This incident will be reported

sulekha · 11-14-2008, 02:20 PM

Hi all,

whenever an user who is not in /etc/sudoers file issues the sudo command
we will get the following message

" .... is not in the sudoers file. This incident will be reported"

now my question is where does this reporting take place ?

from which file an administrator can know who all tinkered with sudo command ?

Is it /var/log/auth.log file ?

indienick · 11-14-2008, 04:49 PM

It might be - it might also be sent to /var/mail/root.

colucix · 11-14-2008, 05:13 PM

From the sudo man page:

Code:

If a user who is not listed in the sudoers file tries to run a command via sudo, mail is sent to
the proper authorities, as defined at configure time or in the sudoers file (defaults to root).
Note that the mail will not be sent if an unauthorized user tries to run sudo with the -l or -v
flags.  This allows users to determine for themselves whether or not they are allowed to use sudo.
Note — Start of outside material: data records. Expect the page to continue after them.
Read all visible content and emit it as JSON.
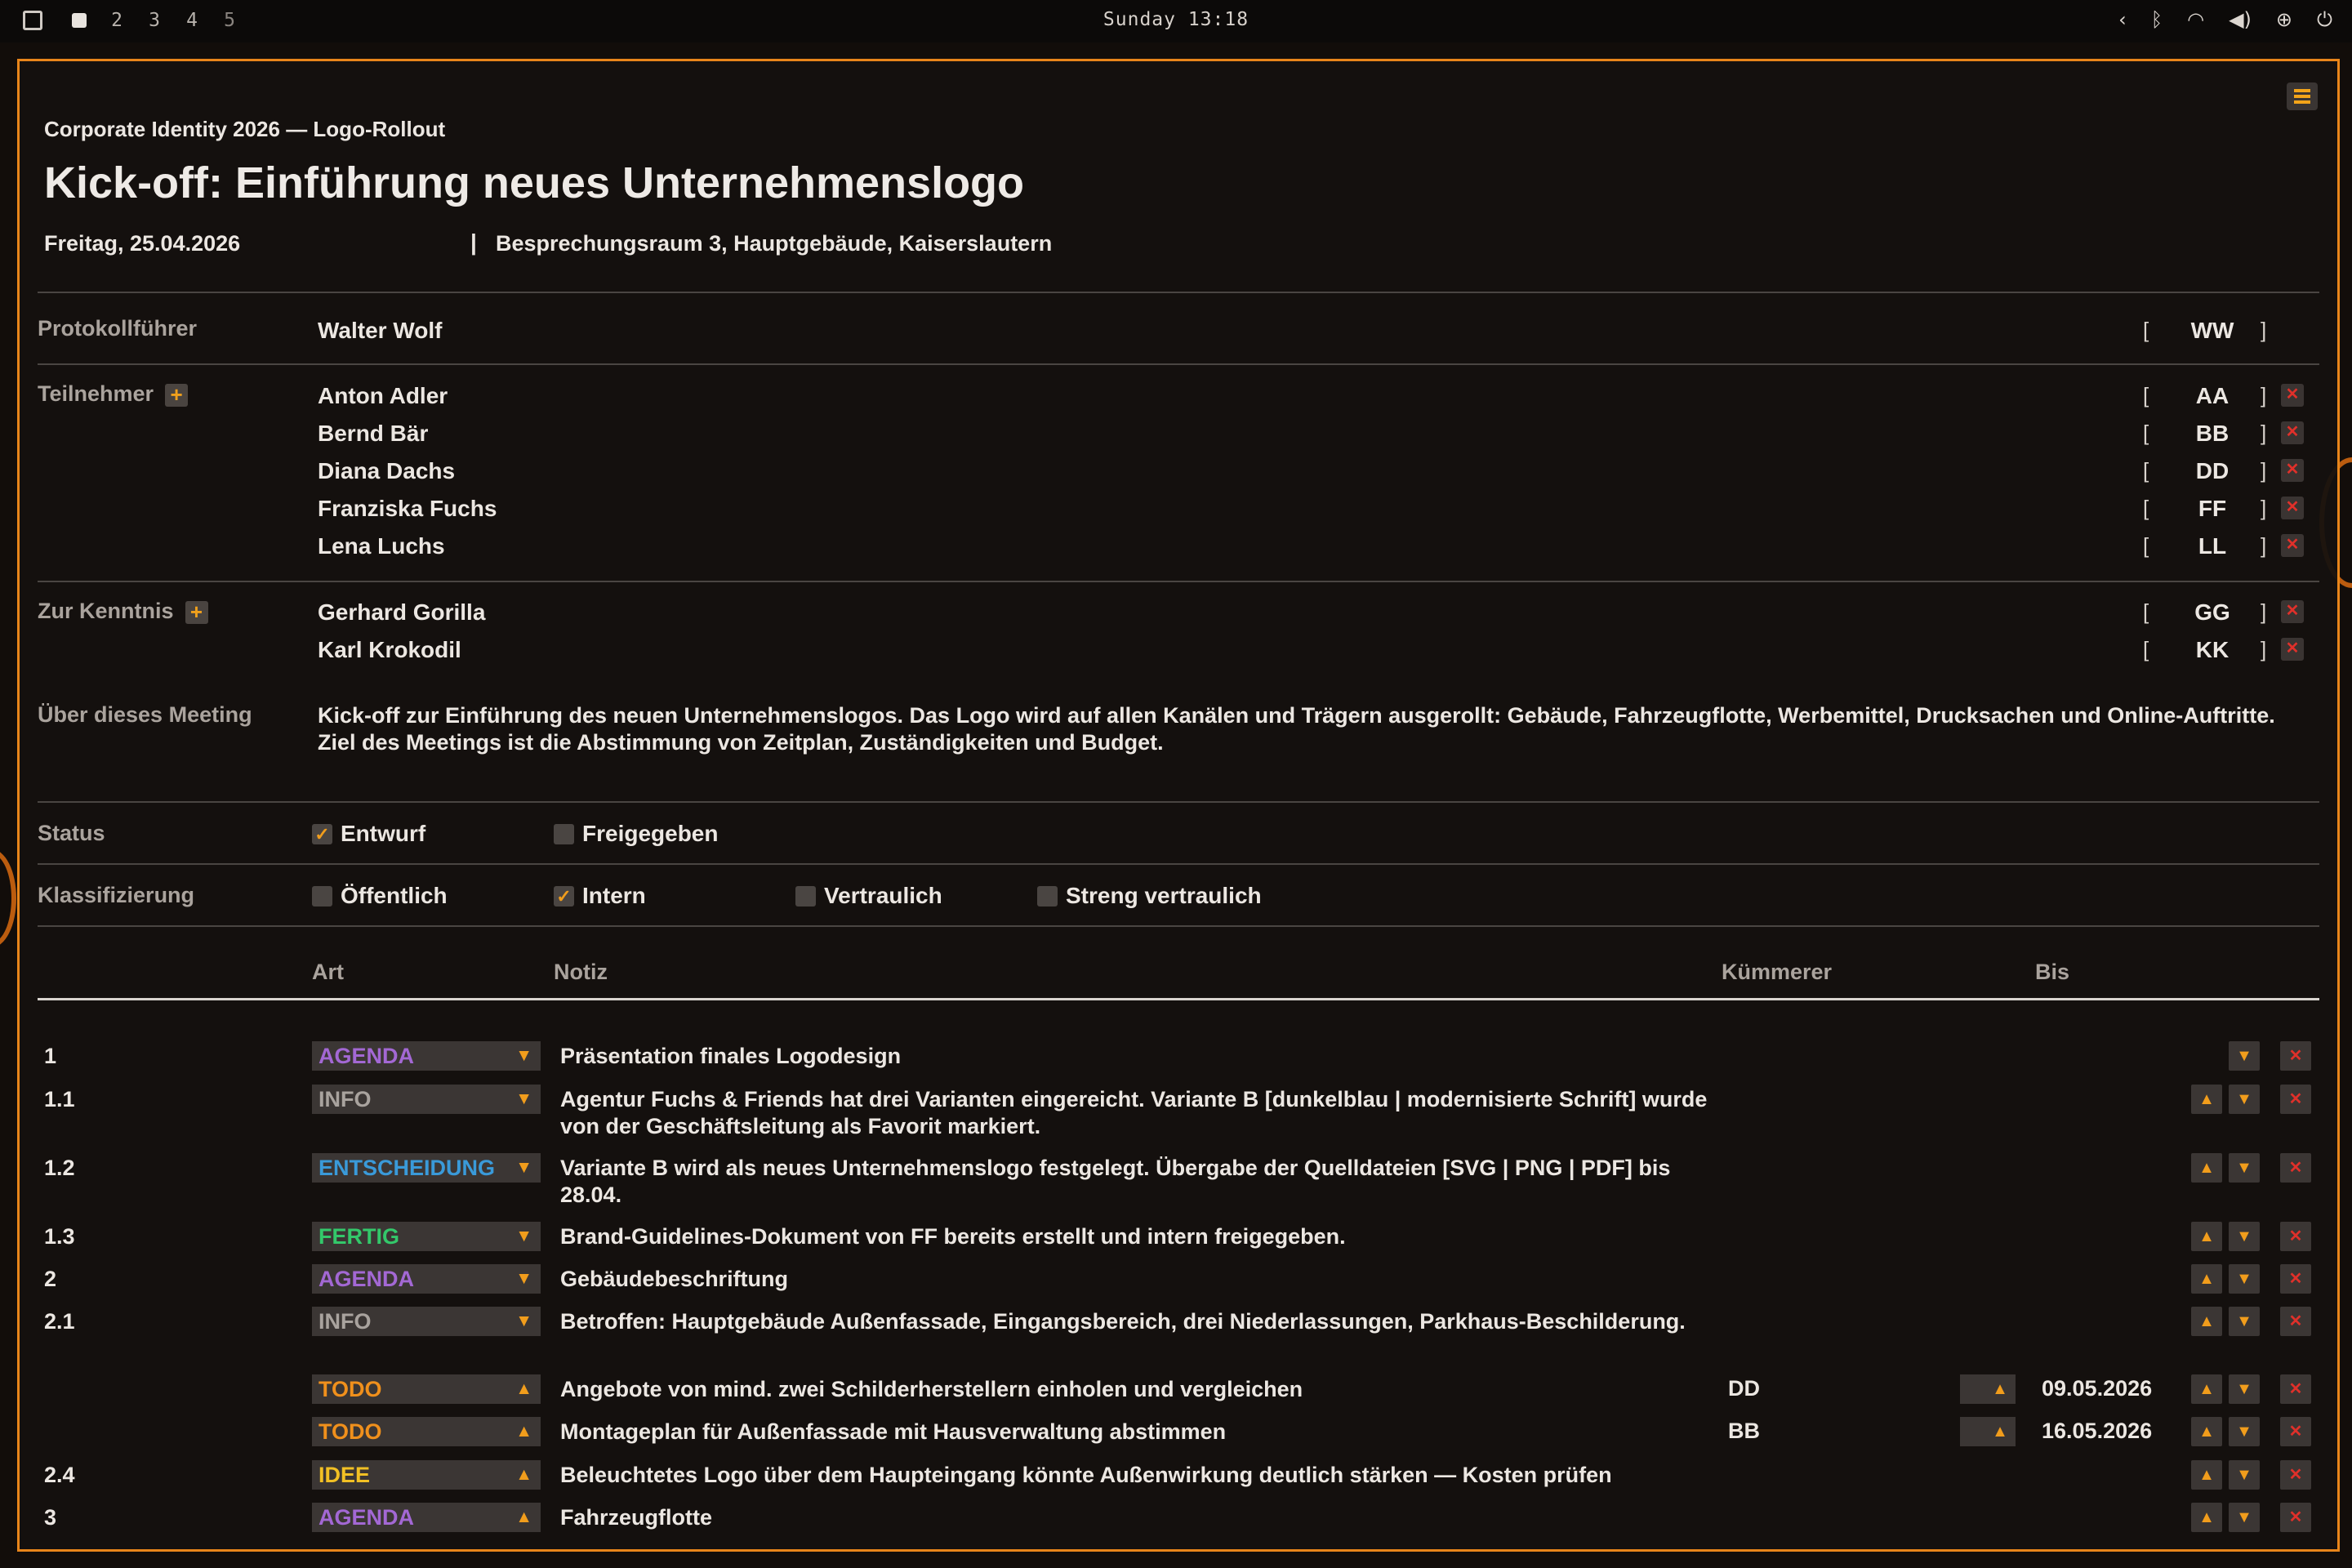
{
  "topbar": {
    "workspaces": [
      "2",
      "3",
      "4",
      "5"
    ],
    "clock": "Sunday 13:18",
    "tray_icons": [
      "chevron-left-icon",
      "bluetooth-icon",
      "wifi-icon",
      "volume-icon",
      "settings-icon",
      "power-icon"
    ]
  },
  "colors": {
    "accent": "#e8851a",
    "agenda": "#a368d4",
    "info": "#a9a39e",
    "entscheidung": "#3a9ad9",
    "fertig": "#33c86a",
    "todo": "#f0901c",
    "idee": "#f2c024",
    "delete": "#e0302a"
  },
  "doc": {
    "project": "Corporate Identity 2026 — Logo-Rollout",
    "title": "Kick-off: Einführung neues Unternehmenslogo",
    "date": "Freitag, 25.04.2026",
    "separator": "|",
    "place": "Besprechungsraum 3, Hauptgebäude, Kaiserslautern"
  },
  "protocol": {
    "label": "Protokollführer",
    "name": "Walter Wolf",
    "initials": "WW"
  },
  "participants": {
    "label": "Teilnehmer",
    "people": [
      {
        "name": "Anton Adler",
        "initials": "AA"
      },
      {
        "name": "Bernd Bär",
        "initials": "BB"
      },
      {
        "name": "Diana Dachs",
        "initials": "DD"
      },
      {
        "name": "Franziska Fuchs",
        "initials": "FF"
      },
      {
        "name": "Lena Luchs",
        "initials": "LL"
      }
    ]
  },
  "cc": {
    "label": "Zur Kenntnis",
    "people": [
      {
        "name": "Gerhard Gorilla",
        "initials": "GG"
      },
      {
        "name": "Karl Krokodil",
        "initials": "KK"
      }
    ]
  },
  "brackets": {
    "open": "[",
    "close": "]"
  },
  "symbols": {
    "plus": "+",
    "close": "✕",
    "up": "▲",
    "down": "▼",
    "check": "✓"
  },
  "about": {
    "label": "Über dieses Meeting",
    "text": "Kick-off zur Einführung des neuen Unternehmenslogos. Das Logo wird auf allen Kanälen und Trägern ausgerollt: Gebäude, Fahrzeugflotte, Werbemittel, Drucksachen und Online-Auftritte. Ziel des Meetings ist die Abstimmung von Zeitplan, Zuständigkeiten und Budget."
  },
  "status": {
    "label": "Status",
    "options": [
      {
        "label": "Entwurf",
        "checked": true
      },
      {
        "label": "Freigegeben",
        "checked": false
      }
    ]
  },
  "classification": {
    "label": "Klassifizierung",
    "options": [
      {
        "label": "Öffentlich",
        "checked": false
      },
      {
        "label": "Intern",
        "checked": true
      },
      {
        "label": "Vertraulich",
        "checked": false
      },
      {
        "label": "Streng vertraulich",
        "checked": false
      }
    ]
  },
  "table": {
    "headers": {
      "art": "Art",
      "notiz": "Notiz",
      "kuemmerer": "Kümmerer",
      "bis": "Bis"
    },
    "rows": [
      {
        "num": "1",
        "art": "AGENDA",
        "note": "Präsentation finales Logodesign",
        "kum": "",
        "bis": ""
      },
      {
        "num": "1.1",
        "art": "INFO",
        "note": "Agentur Fuchs & Friends hat drei Varianten eingereicht. Variante B [dunkelblau | modernisierte Schrift] wurde von der Geschäftsleitung als Favorit markiert.",
        "kum": "",
        "bis": ""
      },
      {
        "num": "1.2",
        "art": "ENTSCHEIDUNG",
        "note": "Variante B wird als neues Unternehmenslogo festgelegt. Übergabe der Quelldateien [SVG | PNG | PDF] bis 28.04.",
        "kum": "",
        "bis": ""
      },
      {
        "num": "1.3",
        "art": "FERTIG",
        "note": "Brand-Guidelines-Dokument von FF bereits erstellt und intern freigegeben.",
        "kum": "",
        "bis": ""
      },
      {
        "num": "2",
        "art": "AGENDA",
        "note": "Gebäudebeschriftung",
        "kum": "",
        "bis": ""
      },
      {
        "num": "2.1",
        "art": "INFO",
        "note": "Betroffen: Hauptgebäude Außenfassade, Eingangsbereich, drei Niederlassungen, Parkhaus-Beschilderung.",
        "kum": "",
        "bis": ""
      },
      {
        "num": "",
        "art": "TODO",
        "note": "Angebote von mind. zwei Schilderherstellern einholen und vergleichen",
        "kum": "DD",
        "bis": "09.05.2026"
      },
      {
        "num": "",
        "art": "TODO",
        "note": "Montageplan für Außenfassade mit Hausverwaltung abstimmen",
        "kum": "BB",
        "bis": "16.05.2026"
      },
      {
        "num": "2.4",
        "art": "IDEE",
        "note": "Beleuchtetes Logo über dem Haupteingang könnte Außenwirkung deutlich stärken — Kosten prüfen",
        "kum": "",
        "bis": ""
      },
      {
        "num": "3",
        "art": "AGENDA",
        "note": "Fahrzeugflotte",
        "kum": "",
        "bis": ""
      }
    ]
  }
}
The log file is usually auth.log, as you already stated. You can see some entry like this:

Code:

Nov 14 21:09:58 localhost sudo:    pippo : user NOT in sudoers ; TTY=pts/1 ; PWD =/home/pippo ; USER=root ; COMMAND=/usr/bin/vi /etc/passwd

sulekha · 11-15-2008, 06:47 AM

Quote:

Originally Posted by indienick

It might be - it might also be sent to /var/mail/root.

I tried this: zodiac@ubuntu:~$ cat /var/mail/root

cat: /var/mail/root: No such file or directory

NB: I use ubuntu hardy

repo · 11-15-2008, 07:31 AM

Quote:

I tried this: zodiac@ubuntu:~$ cat /var/mail/root
cat: /var/mail/root: No such file or directory

AFAIK in ubuntu the mail for root is forwarded to a user
This is set in /etc/aliases
You can install logcheck to recieve email allerts when something happens on your system.